Potatoes, Beans and Corn: The Southwestern Trinity (2011 Food Recap, Part 2)

As Robert and tried to recall some of our more savory successes, these three were the ones that came to mind. I quickly noticed some themes. I guess it is fitting since we live in the Southwest. Although, I would like to note that it is sometimes difficult to find good fresh corn here.

Potato and Sweet Corn Hash was a summer find. It was so darn good. We made this one a couple of times. I bet it would be tasty with a fried egg on top. It is pretty self-explanatory and easy. I haven’t tried it with frozen corn, but I suspect it would still be pretty tasty!

Our CSA share provided us with an almost weekly bag of roasted chilies. Now, I am not complaining, but I find you have to start getting creative and researching ways to use them.
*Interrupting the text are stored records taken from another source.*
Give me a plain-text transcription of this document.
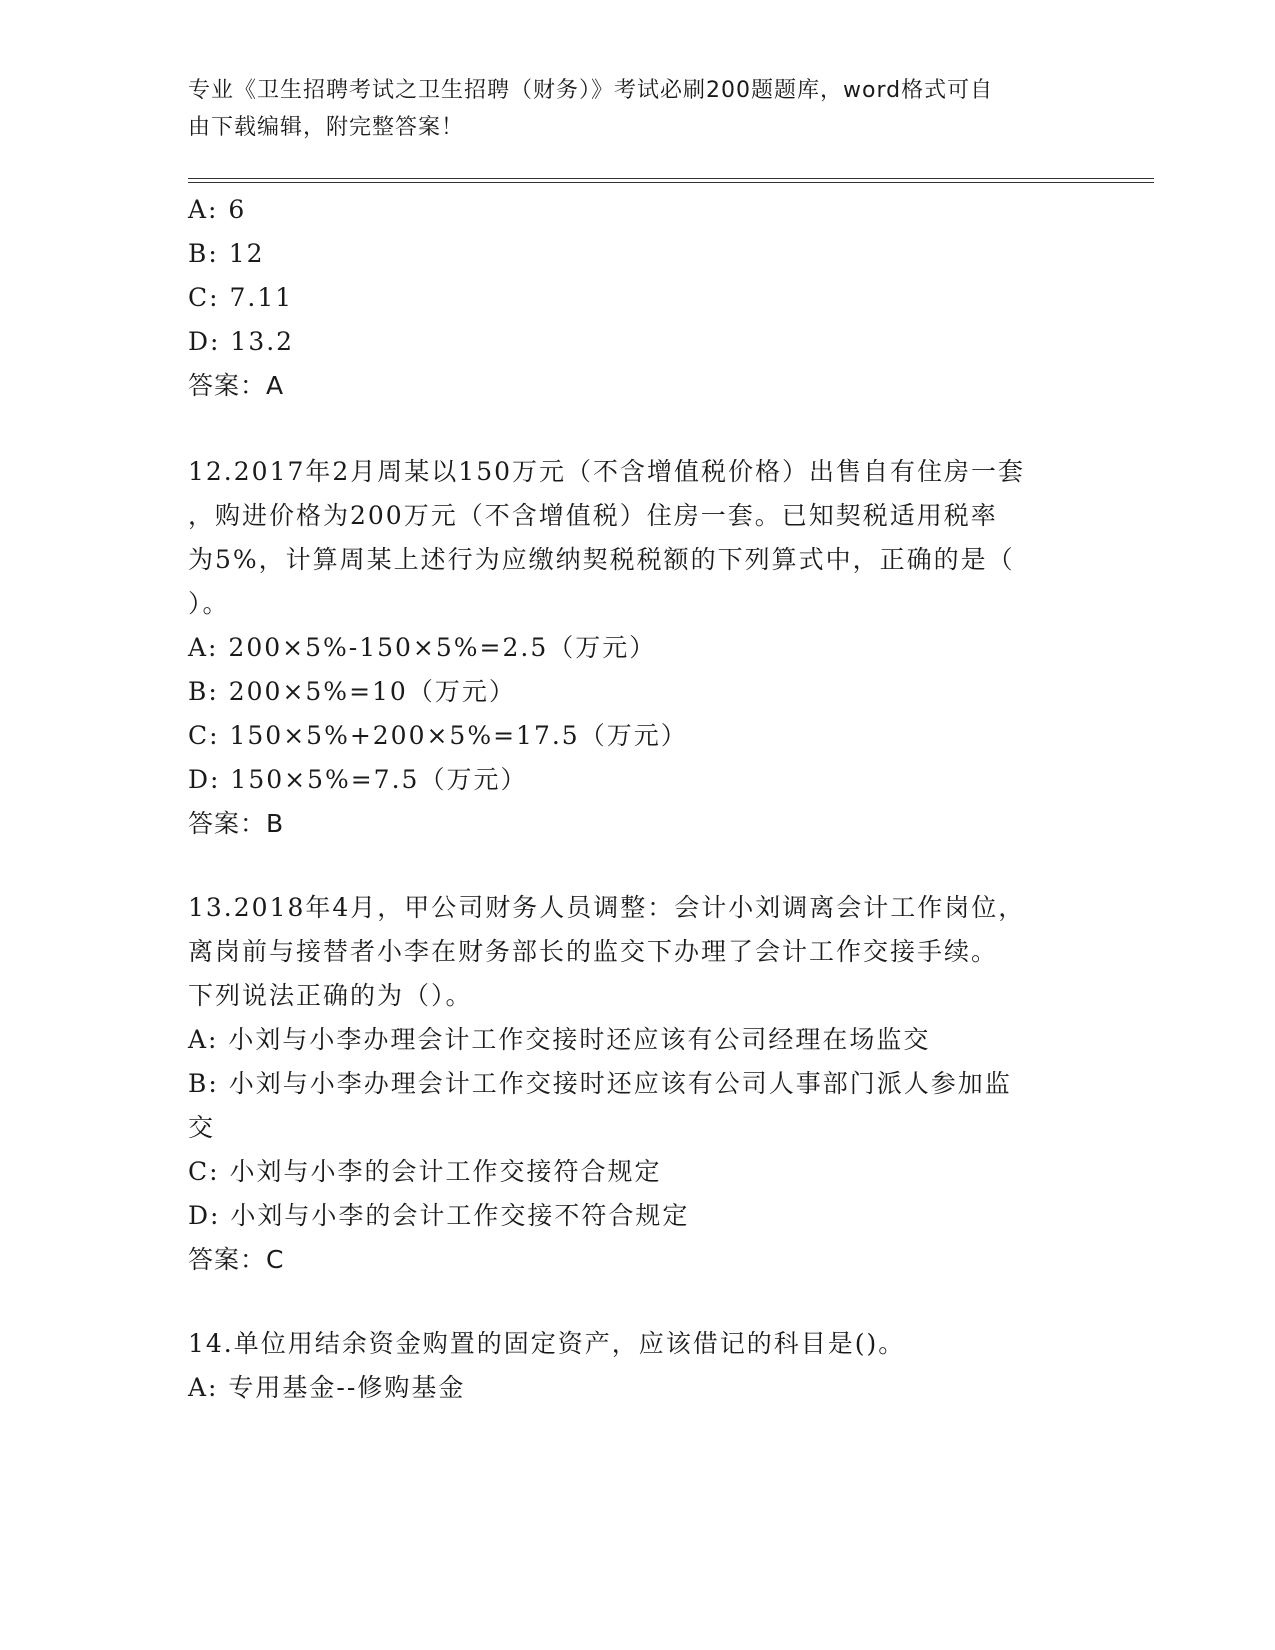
专业《卫生招聘考试之卫生招聘（财务）》考试必刷200题题库，word格式可自
由下载编辑，附完整答案！
A: 6
B: 12
C: 7.11
D: 13.2
答案：A
12.2017年2月周某以150万元（不含增值税价格）出售自有住房一套
，购进价格为200万元（不含增值税）住房一套。已知契税适用税率
为5%，计算周某上述行为应缴纳契税税额的下列算式中，正确的是（
）。
A: 200×5%-150×5%=2.5（万元）
B: 200×5%=10（万元）
C: 150×5%+200×5%=17.5（万元）
D: 150×5%=7.5（万元）
答案：B
13.2018年4月，甲公司财务人员调整：会计小刘调离会计工作岗位，
离岗前与接替者小李在财务部长的监交下办理了会计工作交接手续。
下列说法正确的为（）。
A: 小刘与小李办理会计工作交接时还应该有公司经理在场监交
B: 小刘与小李办理会计工作交接时还应该有公司人事部门派人参加监
交
C: 小刘与小李的会计工作交接符合规定
D: 小刘与小李的会计工作交接不符合规定
答案：C
14.单位用结余资金购置的固定资产，应该借记的科目是()。
A: 专用基金--修购基金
As a result, we end up with quite a few bags in the freezer. When seeking inspiration for a recent potluck, I found these bookmarked recipes for a Spicy Corn Dip and a Creamy Bean Dip. I was torn between the two, and Robert pretty much read my mind (we spend way too much time together) when he said, why not do half and half? Brilliant, I say. I was pleased that we seemed to have one of the crowd pleasers of the night and it was one of the first dishes to disappear! We basically nestled them side by side in a baking dish.

Modifications? We cut the bean dip recipe in half. Robert said that next time, he would just make the same base for both of them (combining all the dairy and flavorings) then divide it in half to stir in the beans and corn into the two separate dips. P.S. – These would be excellent Super Bowl party dips. You can thank me later for the idea.

I am always a little more inspired to cook when I have time on my hands, so I pulled out all the stops for some bean burritos recently since I was on Winter Break. I bought the fresh tortillas you cook yourself. Look for them in the refrigerated section of your grocery. They are a little pricier than the ones you grab on the shelf, but they taste so much better! I cooked some black beans in our slow cooker to make refried beans. I highly recommend this if you eat a lot of beans because it is so much cheaper than canned beans and so easy – all you have to do is plan ahead by about half a day. We don’t even soak them overnight. We just throw them in the slow cooker and let them cook until soft. I put some of our bountiful green chilies into the refried beans. We also had shredded cheese and added more green chilies to Greek yogurt (or sour cream) for a creamy sauce. The real highlights of the burritos were these Chipotle Caramelized Onions and the roasted potatoes and sweet potatoes. I just peeled and diced them up and threw them in the oven at about 400 degrees until nice and crispy.